Chez L’ami Jean

Chez l'ami Jean has made quite a name for themselves since opening in 2002.  This former rugby pub is featured in many city guides, restaurant reviews and travel shows.  Owner/chef Stéphane Jego's food can be described as inventive, hearty, soulful and rich, all delivered in a bistro style-like setting.  He is seen as a rebel, part of a group of chefs and restauranteurs that reject the Michelin standards and expectations of excessively polished silverware and immaculate table cloths.

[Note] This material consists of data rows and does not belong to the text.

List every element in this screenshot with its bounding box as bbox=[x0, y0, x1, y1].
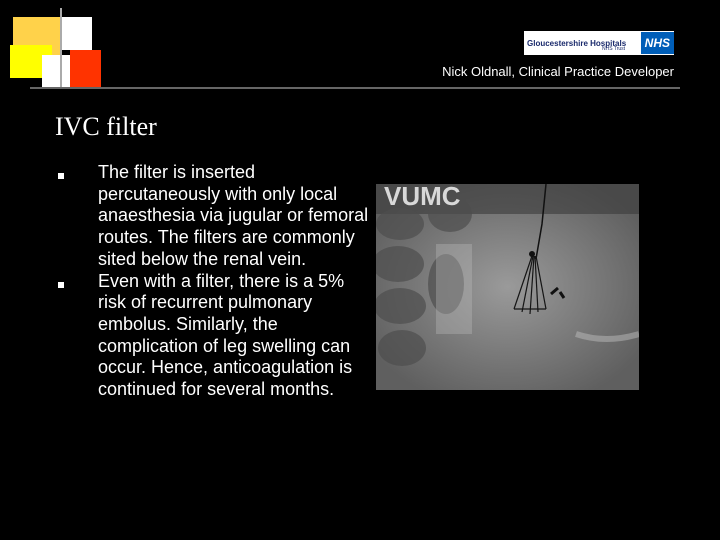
xray-graphic bbox=[376, 184, 639, 390]
spine-column bbox=[436, 244, 472, 334]
bullet-text: The filter is inserted percutaneously with only local anaesthesia via jugular or femoral routes. The filters are commonly sited below the renal vein. bbox=[98, 162, 369, 269]
decor-square-white bbox=[60, 17, 92, 50]
decor-square-orange bbox=[70, 50, 101, 88]
logo-text: Gloucestershire Hospitals bbox=[527, 38, 627, 48]
bullet-item bbox=[55, 271, 375, 401]
bullet-list bbox=[55, 162, 375, 401]
author-line: Nick Oldnall, Clinical Practice Developer bbox=[442, 64, 674, 79]
bullet-text: Even with a filter, there is a 5% risk of recurrent pulmonary embolus. Similarly, the complication of leg swelling can occur. Hence, anticoagulation is continued for several months. bbox=[98, 270, 353, 400]
ivc-filter-xray-image bbox=[376, 184, 639, 390]
bullet-square-icon bbox=[58, 173, 64, 179]
filter-apex bbox=[529, 251, 535, 257]
decor-square-white-lower bbox=[42, 55, 70, 88]
nhs-trust-logo bbox=[524, 31, 674, 55]
logo-subtext: NHS Trust bbox=[602, 46, 626, 52]
nhs-badge: NHS bbox=[641, 32, 674, 54]
bullet-item bbox=[55, 162, 375, 271]
header-divider bbox=[30, 87, 680, 89]
slide-title: IVC filter bbox=[55, 112, 157, 141]
bullet-square-icon bbox=[58, 282, 64, 288]
xray-watermark: VUMC bbox=[384, 184, 461, 211]
decor-vertical-line bbox=[60, 8, 62, 88]
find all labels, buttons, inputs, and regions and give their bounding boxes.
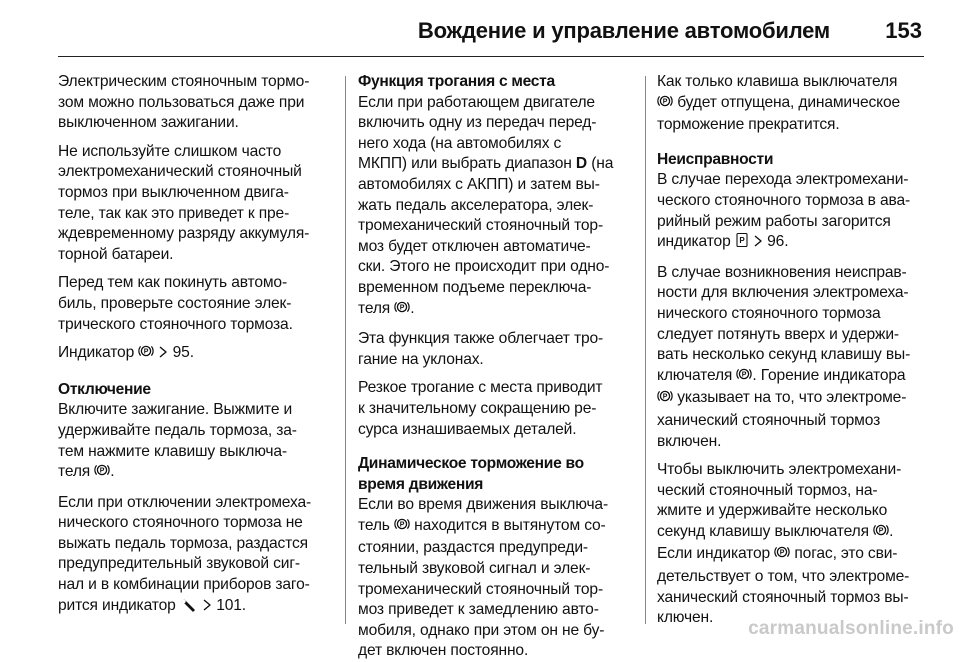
svg-text:P: P: [779, 550, 785, 558]
text-line: Включите зажигание. Выжмите и: [58, 401, 293, 419]
text-line: ческий стояночный тормоз, на-: [657, 481, 878, 499]
text-line: стоянии, раздастся предупреди-: [358, 539, 588, 557]
text-line: ски. Этого не происходит при одно-: [358, 258, 610, 276]
column-2: [345, 73, 636, 660]
text-line: нического стояночного тормоза: [657, 304, 881, 322]
svg-text:P: P: [878, 527, 884, 535]
text-line: ключен.: [657, 609, 714, 627]
section-heading-dynamic: [358, 454, 636, 495]
column-3: [645, 73, 926, 627]
parking-brake-icon: [94, 462, 110, 485]
text-line: электромеханический стояночный: [58, 163, 302, 181]
text-line: нического стояночного тормоза не: [58, 514, 303, 532]
text-line: жать педаль акселератора, элек-: [358, 196, 594, 214]
paragraph: Как только клавиша выключателя P будет отпущена, динамическое торможение прекратится.: [657, 73, 901, 134]
text-line: детельствует о том, что электроме-: [657, 568, 910, 586]
text-line: ханический стояночный тормоз вы-: [657, 588, 909, 606]
parking-brake-icon: [394, 299, 410, 322]
parking-brake-icon: [774, 544, 790, 567]
text-line: ждевременному разряду аккумуля-: [58, 225, 310, 243]
text-line: В случае возникновения неисправ-: [657, 263, 907, 281]
watermark: carmanualsonline.info: [748, 618, 954, 639]
page-reference-icon: [202, 598, 212, 619]
text-line: включен.: [657, 432, 722, 450]
text-line: В случае перехода электромехани-: [657, 171, 909, 189]
svg-text:P: P: [100, 467, 105, 475]
text-line: нал и в комбинации приборов заго-: [58, 576, 310, 594]
text-line: Электрическим стояночным тормо-: [58, 73, 310, 90]
paragraph: В случае перехода электромехани- ческого стояночного тормоза в ава- рийный режим работы загорится индикатор P 96.: [657, 170, 926, 254]
text-line: автомобилях с АКПП) и затем вы-: [358, 175, 600, 193]
text-line: дет включен постоянно.: [358, 642, 529, 660]
svg-text:P: P: [739, 236, 745, 246]
text-line: Если при отключении электромеха-: [58, 493, 312, 511]
text-line: следует потянуть вверх и удержи-: [657, 325, 899, 343]
text-line: Не используйте слишком часто: [58, 142, 282, 160]
svg-text:P: P: [400, 304, 405, 312]
text-line: ности для включения электромеха-: [657, 284, 909, 302]
text-line: Эта функция также облегчает тро-: [358, 330, 604, 348]
text-line: удерживайте педаль тормоза, за-: [58, 421, 297, 439]
parking-brake-icon: [736, 366, 752, 389]
text-line: сурса изнашиваемых деталей.: [358, 420, 577, 438]
text-line: тромеханический стояночный тор-: [358, 217, 603, 235]
parking-brake-icon: [394, 516, 410, 539]
svg-text:P: P: [662, 98, 668, 106]
column-1: [58, 73, 328, 624]
svg-text:P: P: [144, 348, 149, 356]
text-line: тромеханический стояночный тор-: [358, 580, 603, 598]
text-line: к значительному сокращению ре-: [358, 399, 597, 417]
page-reference-icon: [158, 345, 168, 366]
text-line: зом можно пользоваться даже при: [58, 93, 305, 111]
page-title: Вождение и управление автомобилем: [417, 18, 830, 43]
text-line: Перед тем как покинуть автомо-: [58, 274, 287, 292]
text-line: теле, так как это приведет к пре-: [58, 204, 290, 222]
text-line: мобиля, однако при этом он не бу-: [358, 621, 605, 639]
text-line: жмите и удерживайте несколько: [657, 502, 888, 520]
page-number: 153: [885, 18, 922, 43]
paragraph: Если при работающем двигателе включить одну из передач перед- него хода (на автомобилях с МКПП) или выбрать диапазон D (на автомобилях с АКПП) и затем вы- жать педаль акселератора, элек- тромеханический стояночный тор- моз будет отключен автоматиче- ски. Этого не происходит при одно- временном подъеме переключа- теля P .: [358, 93, 636, 322]
text-line: ческого стояночного тормоза в ава-: [657, 191, 911, 209]
text-line: моз будет отключен автоматиче-: [358, 237, 591, 255]
section-heading-off: Отключение: [58, 380, 151, 398]
parking-brake-icon: [657, 388, 673, 411]
text-line: вать несколько секунд клавишу вы-: [657, 346, 911, 364]
paragraph: [358, 329, 636, 370]
text-line: биль, проверьте состояние элек-: [58, 294, 292, 312]
paragraph: Включите зажигание. Выжмите и удерживайте педаль тормоза, за- тем нажмите клавишу выключа- теля P .: [58, 400, 328, 484]
text-line: Резкое трогание с места приводит: [358, 379, 603, 397]
paragraph: [58, 273, 328, 335]
paragraph: Чтобы выключить электромехани- ческий стояночный тормоз, на- жмите и удерживайте несколько секунд клавишу выключателя P . Если индикатор P погас, это сви- детельствует о том, что электроме- ханический стояночный тормоз вы- ключен.: [657, 460, 926, 629]
parking-brake-icon: [873, 522, 889, 545]
text-line: выжать педаль тормоза, раздастся: [58, 534, 308, 552]
text-line: трического стояночного тормоза.: [58, 315, 293, 333]
text-line: него хода (на автомобилях с: [358, 134, 562, 152]
text-line: временном подъеме переключа-: [358, 278, 592, 296]
text-line: тормоз при выключенном двига-: [58, 183, 289, 201]
text-line: Чтобы выключить электромехани-: [657, 461, 902, 479]
svg-text:P: P: [399, 521, 405, 529]
paragraph: В случае возникновения неисправ- ности для включения электромеха- нического стояночного тормоза следует потянуть вверх и удержи- вать несколько секунд клавишу вы- ключателя P . Горение индикатора P указывает на то, что электроме- ханический стояночный тормоз включен.: [657, 263, 926, 452]
text-line: ханический стояночный тормоз: [657, 411, 881, 429]
page-header: [58, 0, 924, 57]
text-line: Динамическое торможение во: [358, 455, 584, 473]
text-line: торной батареи.: [58, 245, 174, 263]
wrench-icon: [180, 598, 198, 619]
paragraph: [58, 72, 328, 134]
text-line: предупредительный звуковой сиг-: [58, 555, 300, 573]
section-heading-start: Функция трогания с места: [358, 73, 555, 90]
parking-brake-icon: [138, 343, 154, 366]
page-reference-icon: [753, 234, 763, 255]
text-line: тельный звуковой сигнал и элек-: [358, 560, 591, 578]
text-line: гание на уклонах.: [358, 350, 484, 368]
paragraph: Если во время движения выключа- тель P находится в вытянутом со- стоянии, раздастся предупреди- тельный звуковой сигнал и элек- тромеханический стояночный тор- моз приведет к замедлению авто- мобиля, однако при этом он не бу- дет включен постоянно.: [358, 495, 636, 662]
text-line: включить одну из передач перед-: [358, 114, 597, 132]
brake-fault-icon: [735, 232, 749, 255]
svg-text:P: P: [662, 393, 668, 401]
text-line: тем нажмите клавишу выключа-: [58, 442, 287, 460]
svg-text:P: P: [742, 371, 747, 379]
paragraph: Если при отключении электромеха- нического стояночного тормоза не выжать педаль тормоза, раздастся предупредительный звуковой сиг- нал и в комбинации приборов заго- рится индикатор 101.: [58, 493, 328, 619]
section-heading-fault: Неисправности: [657, 150, 774, 168]
paragraph: Индикатор P 95.: [58, 343, 328, 366]
text-line: время движения: [358, 475, 484, 493]
text-line: Если при работающем двигателе: [358, 93, 595, 111]
text-line: рийный режим работы загорится: [657, 212, 891, 230]
text-line: моз приведет к замедлению авто-: [358, 601, 599, 619]
text-line: выключенном зажигании.: [58, 114, 239, 132]
parking-brake-icon: [657, 93, 673, 116]
paragraph: [58, 142, 328, 266]
paragraph: [358, 378, 636, 440]
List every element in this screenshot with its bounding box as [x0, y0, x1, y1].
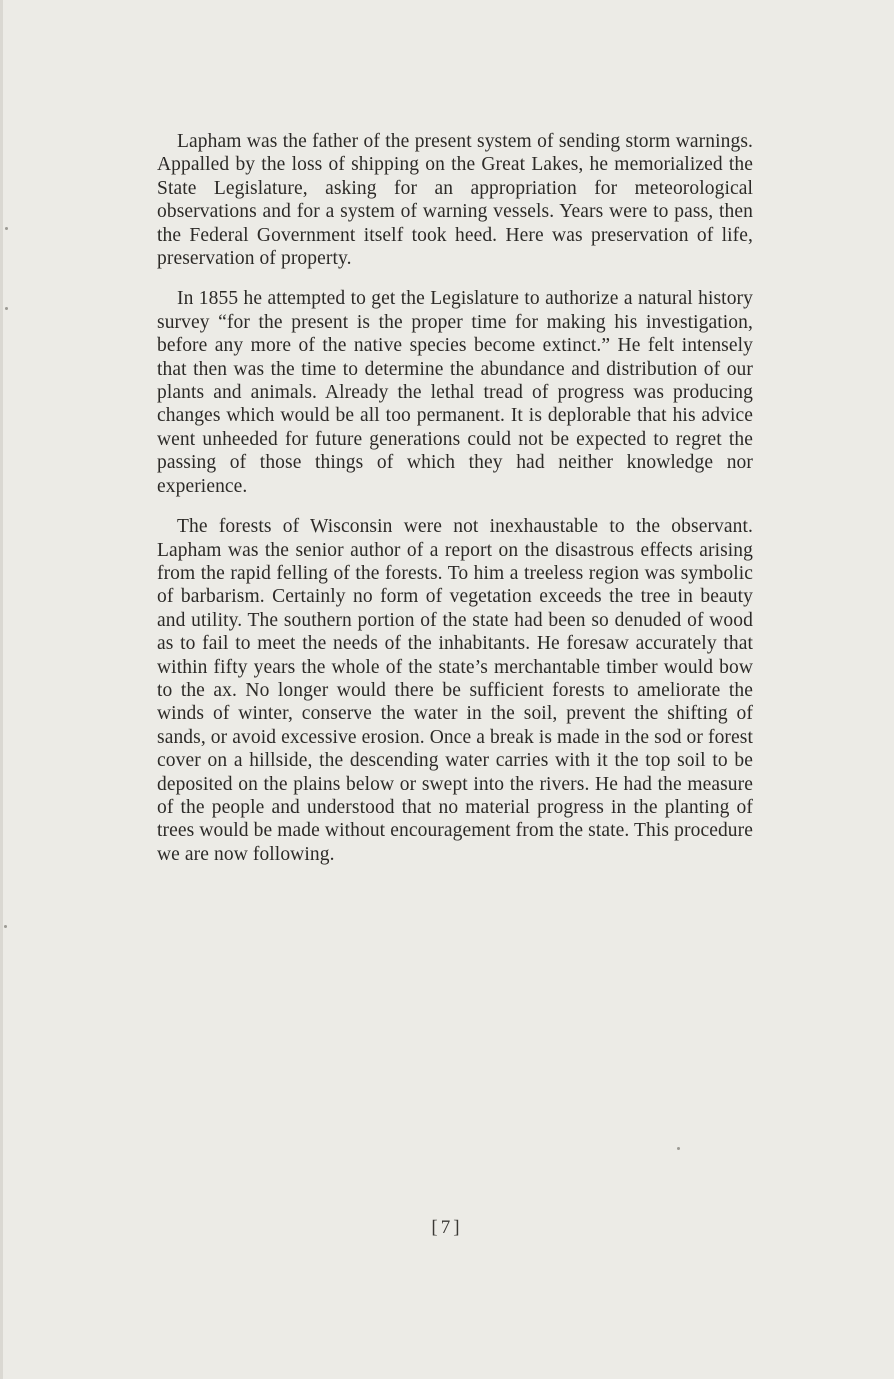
paper-speck: [677, 1147, 680, 1150]
page-number: [7]: [431, 1217, 463, 1238]
paragraph-forests: The forests of Wisconsin were not inexhaustable to the observant. Lapham was the senior author of a report on the disastrous effects arising from the rapid felling of the forests. To him a treeless region was symbolic of barbarism. Certainly no form of vegetation exceeds the tree in beauty and utility. The southern portion of the state had been so denuded of wood as to fail to meet the needs of the inhabitants. He foresaw accurately that within fifty years the whole of the state’s merchantable timber would bow to the ax. No longer would there be sufficient forests to ameliorate the winds of winter, conserve the water in the soil, prevent the shifting of sands, or avoid excessive erosion. Once a break is made in the sod or forest cover on a hillside, the descending water carries with it the top soil to be deposited on the plains below or swept into the rivers. He had the measure of the people and understood that no material progress in the planting of trees would be made without encouragement from the state. This procedure we are now following.: [157, 516, 753, 865]
paper-speck: [5, 307, 8, 310]
paper-speck: [5, 227, 8, 230]
paragraph-natural-history-survey: In 1855 he attempted to get the Legislature to authorize a natural history survey “for the present is the proper time for making his investigation, before any more of the native species become extinct.” He felt intensely that then was the time to determine the abundance and distribution of our plants and animals. Already the lethal tread of progress was producing changes which would be all too permanent. It is deplorable that his advice went unheeded for future generations could not be expected to regret the passing of those things of which they had neither knowledge nor experience.: [157, 288, 753, 497]
paper-speck: [4, 925, 7, 928]
page-edge: [0, 0, 3, 1379]
body-text: [157, 130, 753, 883]
paragraph-storm-warnings: Lapham was the father of the present system of sending storm warnings. Appalled by the loss of shipping on the Great Lakes, he memorialized the State Legislature, asking for an appropriation for meteorological observations and for a system of warning vessels. Years were to pass, then the Federal Government itself took heed. Here was preservation of life, preservation of property.: [157, 131, 753, 270]
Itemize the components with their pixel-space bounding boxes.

​You instantly acknowledge the high level of execution and presentation in all the dishes.  His foie gras is divinely wrapped with perfectly cooked calamari.  The squid's body acts like a wall, as you notice it's tentacles peeking over.  The generous portions of pork chop and cod are appropriately presented on rustic stones as plates.  For the size and the amount of food you receive, you definitely get what you pay for.

Unfortunately some people may find it redundant that they use the same ingredients and sauces in several of their dishes.  The richness in their style of cooking can be interpreted as an overwhelming abundance of sodium.  In our opinion, the pepperoni on the pork chops and foie gras was unnecessary.  A simple addition of greens or even potatoes in le canard (duck soup) could have balanced out the saltiness.

​There is no question that the star dish is the riz au lait.  The recipe passed down from Jego's grandmother has everything you want in rice pudding: its sweet, creamy and thick.  The dulce de leche gives the dessert that extra hint of sweetness.  The pistachio brittle brings in a crunchy component.  And the addition of creame anglaise provides his signature richness.  Le riz au lait itself is worth the visit!

Pictured: Foie gras and calamari

Address

27 Rue Malar, 75007 Paris, France

Phone

+33 1 47 05 86 89

Website

http://lamijean.fr/

Notable Mentions

Paris by Mouth: "Chef Stéphane Jego was an early star of the bistronomie movement, elevating traditional bistro fare with the sort of techniques and emphasis on quality ingredients that one might expect from finer dining. His simple, cheerful dining room at Chez l’Ami Jean has not wavered in quality, even though the dining room is filled with visitors expressing delight in foreign tongues. Meat and fish options abound (vegetarians beware), but wild game is the star when in season."

The World’s 50 Best - “ A traditional bistro where chef Stéphane Jégo stays true to the legacy of his 1930s establishment, serving French classics with soul to diners sat on red-leather banquettes. Regulars would hate to find the place overrun but Jégo has legions of fans. He marries tradition with invention in his generous plates: the terrine de champagne comes in a huge wedge studded with pistachio; and veal and Jerusalem artichoke hide under a quilt of truffle shavings. The atmosphere can get as hearty as the food so come prepared.”

CN Traveler: “Stéphane Jego is among the visionaries of the early bistronomy movement, which in this case simply means the environment is anything but stuffy, the food is hearty (think American hearty, not your usual French hearty), the ambience is rollicking, and the food has the technique and presentation of fine-dining establishments without the exorbitant prices.”

Time Out: “This long-running Basque address is an ongoing hit thanks to chef Stéphane Jégo. Excellent bread from baker Jean-Luc Poujauran is a perfect nibble when slathered with a tangy, herby fromage blanc - as are starters of sautéed baby squid on a bed of ratatouille. Tender veal shank comes de-boned with a lovely side of baby onions and broad beans with tiny cubes of ham, and house-salted cod is soaked, sautéed and doused with an elegant vinaigrette. There's a great wine list, and some lovely Brana eau de vie should you decide to linger.”